Inter-vlan (9.27Gbps):
NAT (9.24Gbps):
Outwardly, the results were marginally better than pfSense or VyOS, but I’m not sure I would want to use Sophos on a regular basis. It was just confusing and non-intuitive.
Untangle
This was another suggestion in response to my last post. As with Sophos, it’s another platform that I have basically no familiarity with.
It didn’t take much to get installed, and unlike Sophos, the initial interface configuration was a breeze.

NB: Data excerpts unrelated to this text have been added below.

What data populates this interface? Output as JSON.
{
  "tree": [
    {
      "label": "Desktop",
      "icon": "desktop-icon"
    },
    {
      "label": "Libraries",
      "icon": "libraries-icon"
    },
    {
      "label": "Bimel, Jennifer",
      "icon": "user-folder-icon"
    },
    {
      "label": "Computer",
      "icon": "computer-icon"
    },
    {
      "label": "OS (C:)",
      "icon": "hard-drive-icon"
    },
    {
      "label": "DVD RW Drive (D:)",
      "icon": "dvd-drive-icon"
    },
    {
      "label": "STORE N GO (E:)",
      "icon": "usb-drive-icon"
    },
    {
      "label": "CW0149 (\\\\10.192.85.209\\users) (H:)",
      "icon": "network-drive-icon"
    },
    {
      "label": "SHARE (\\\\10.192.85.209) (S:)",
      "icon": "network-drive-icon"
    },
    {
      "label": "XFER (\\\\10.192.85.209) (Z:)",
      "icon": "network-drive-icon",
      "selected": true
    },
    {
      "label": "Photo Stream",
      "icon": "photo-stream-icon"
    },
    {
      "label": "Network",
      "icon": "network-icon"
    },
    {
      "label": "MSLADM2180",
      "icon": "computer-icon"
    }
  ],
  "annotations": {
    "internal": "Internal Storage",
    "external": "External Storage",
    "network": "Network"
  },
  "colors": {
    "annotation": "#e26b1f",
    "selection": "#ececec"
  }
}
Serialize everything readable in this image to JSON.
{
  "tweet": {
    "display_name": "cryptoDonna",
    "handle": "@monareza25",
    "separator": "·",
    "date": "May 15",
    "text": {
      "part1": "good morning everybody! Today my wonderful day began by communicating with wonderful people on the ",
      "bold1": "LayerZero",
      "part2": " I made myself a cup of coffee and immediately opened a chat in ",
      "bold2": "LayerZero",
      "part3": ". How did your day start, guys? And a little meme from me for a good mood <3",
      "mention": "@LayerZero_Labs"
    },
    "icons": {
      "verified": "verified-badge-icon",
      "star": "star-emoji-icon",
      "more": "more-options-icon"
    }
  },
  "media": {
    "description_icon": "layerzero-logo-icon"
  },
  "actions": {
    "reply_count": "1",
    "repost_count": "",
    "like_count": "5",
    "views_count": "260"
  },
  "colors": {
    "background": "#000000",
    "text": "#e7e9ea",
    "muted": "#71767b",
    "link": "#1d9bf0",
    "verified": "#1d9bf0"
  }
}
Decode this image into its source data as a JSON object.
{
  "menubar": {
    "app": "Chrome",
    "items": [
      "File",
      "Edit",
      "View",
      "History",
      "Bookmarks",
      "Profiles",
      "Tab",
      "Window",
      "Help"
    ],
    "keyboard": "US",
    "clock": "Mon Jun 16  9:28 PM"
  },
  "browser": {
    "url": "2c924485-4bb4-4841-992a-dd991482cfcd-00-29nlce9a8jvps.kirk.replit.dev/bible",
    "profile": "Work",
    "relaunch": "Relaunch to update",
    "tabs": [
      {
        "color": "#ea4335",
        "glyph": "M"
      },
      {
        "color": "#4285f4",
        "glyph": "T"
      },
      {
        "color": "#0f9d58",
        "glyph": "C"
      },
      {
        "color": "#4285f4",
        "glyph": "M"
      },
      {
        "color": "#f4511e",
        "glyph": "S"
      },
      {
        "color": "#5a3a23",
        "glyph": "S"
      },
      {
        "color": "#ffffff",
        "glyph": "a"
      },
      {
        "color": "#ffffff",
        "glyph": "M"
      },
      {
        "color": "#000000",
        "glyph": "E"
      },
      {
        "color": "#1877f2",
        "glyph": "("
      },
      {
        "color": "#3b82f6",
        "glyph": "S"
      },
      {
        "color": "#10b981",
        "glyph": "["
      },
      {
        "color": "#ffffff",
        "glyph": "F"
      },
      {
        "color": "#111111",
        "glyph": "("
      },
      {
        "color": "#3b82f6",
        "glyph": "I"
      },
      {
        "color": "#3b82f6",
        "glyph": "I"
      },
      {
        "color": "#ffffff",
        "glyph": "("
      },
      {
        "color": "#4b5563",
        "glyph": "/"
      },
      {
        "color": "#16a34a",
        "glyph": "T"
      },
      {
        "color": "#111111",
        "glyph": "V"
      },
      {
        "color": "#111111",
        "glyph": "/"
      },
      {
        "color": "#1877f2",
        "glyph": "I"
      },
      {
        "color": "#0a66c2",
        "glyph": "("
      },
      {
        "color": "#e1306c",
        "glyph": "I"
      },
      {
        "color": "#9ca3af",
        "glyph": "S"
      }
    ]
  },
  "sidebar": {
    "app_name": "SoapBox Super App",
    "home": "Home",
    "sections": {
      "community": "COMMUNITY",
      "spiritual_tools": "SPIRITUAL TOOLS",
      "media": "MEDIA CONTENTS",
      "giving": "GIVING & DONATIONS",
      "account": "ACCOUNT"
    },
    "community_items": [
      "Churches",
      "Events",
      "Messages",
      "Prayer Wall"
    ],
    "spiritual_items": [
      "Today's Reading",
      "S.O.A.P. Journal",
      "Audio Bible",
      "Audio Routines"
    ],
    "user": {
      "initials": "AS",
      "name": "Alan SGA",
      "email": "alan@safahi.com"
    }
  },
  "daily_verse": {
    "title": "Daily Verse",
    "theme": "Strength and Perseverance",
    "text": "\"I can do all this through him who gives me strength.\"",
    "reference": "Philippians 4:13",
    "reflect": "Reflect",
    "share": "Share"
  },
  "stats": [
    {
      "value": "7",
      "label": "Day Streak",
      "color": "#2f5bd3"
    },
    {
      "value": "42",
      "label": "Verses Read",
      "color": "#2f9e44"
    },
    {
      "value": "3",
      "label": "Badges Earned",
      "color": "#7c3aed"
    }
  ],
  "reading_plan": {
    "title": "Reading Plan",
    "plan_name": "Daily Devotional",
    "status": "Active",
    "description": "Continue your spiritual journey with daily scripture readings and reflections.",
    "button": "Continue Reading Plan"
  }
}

I’m not going to lie, even though I’m completely a CLI junkie, using Untangle is NICE. Everything was intuitive, and the various graphs and reporting make complete sense from the perspective of a new user.
Results
Unfortunately, the performance was comparatively abysmal compared to the other platforms here. NAT and inter-vlan results were identical.
NAT/inter-vlan (2.7Gbps):
I have to believe there was some performance tuning I could do to get better performance, but I wasn’t able to track down anything specific.
Despite the lackluster performance, I really enjoyed setting up and playing with Untangle and it’s a platform I might use again in the future.
Final Results
In conclusion, most platforms came out fairly even. The outlier was Untangle, but I suspect with some tuning it could be brought up to the level of the other platforms.
Router | Inter-vlan | NAT |
---|---|---|
VyOS | 9.19 Gbps | 9.17 Gbps regular firewall 9.12 Gbps zone firewall |
pfSense | 9.19 Gbps hardware offload 7.58 Gbps no hardware offload | 8.71 Gbps |
Sophos XG | 9.27 Gbps | 9.24 Gbps |
Untangle | 2.70 Gbps | 2.70 Gbps |
The takeaway here is that almost any platform can be an extremely performant firewall and router. I think with pfSense, the right hardware selection could potentially impact results if you are interested higher speeds. Whereas with VyOS and probably the other two, the hardware selection would matter a bit less due to better driver support.
As far as Untangle is concerned, it’s a platform I might be taking another crack at and see if I can figure out why the performance was so low. Given that the tests were IDENTICAL, there was almost certainly some artificial limitation occurring somewhere.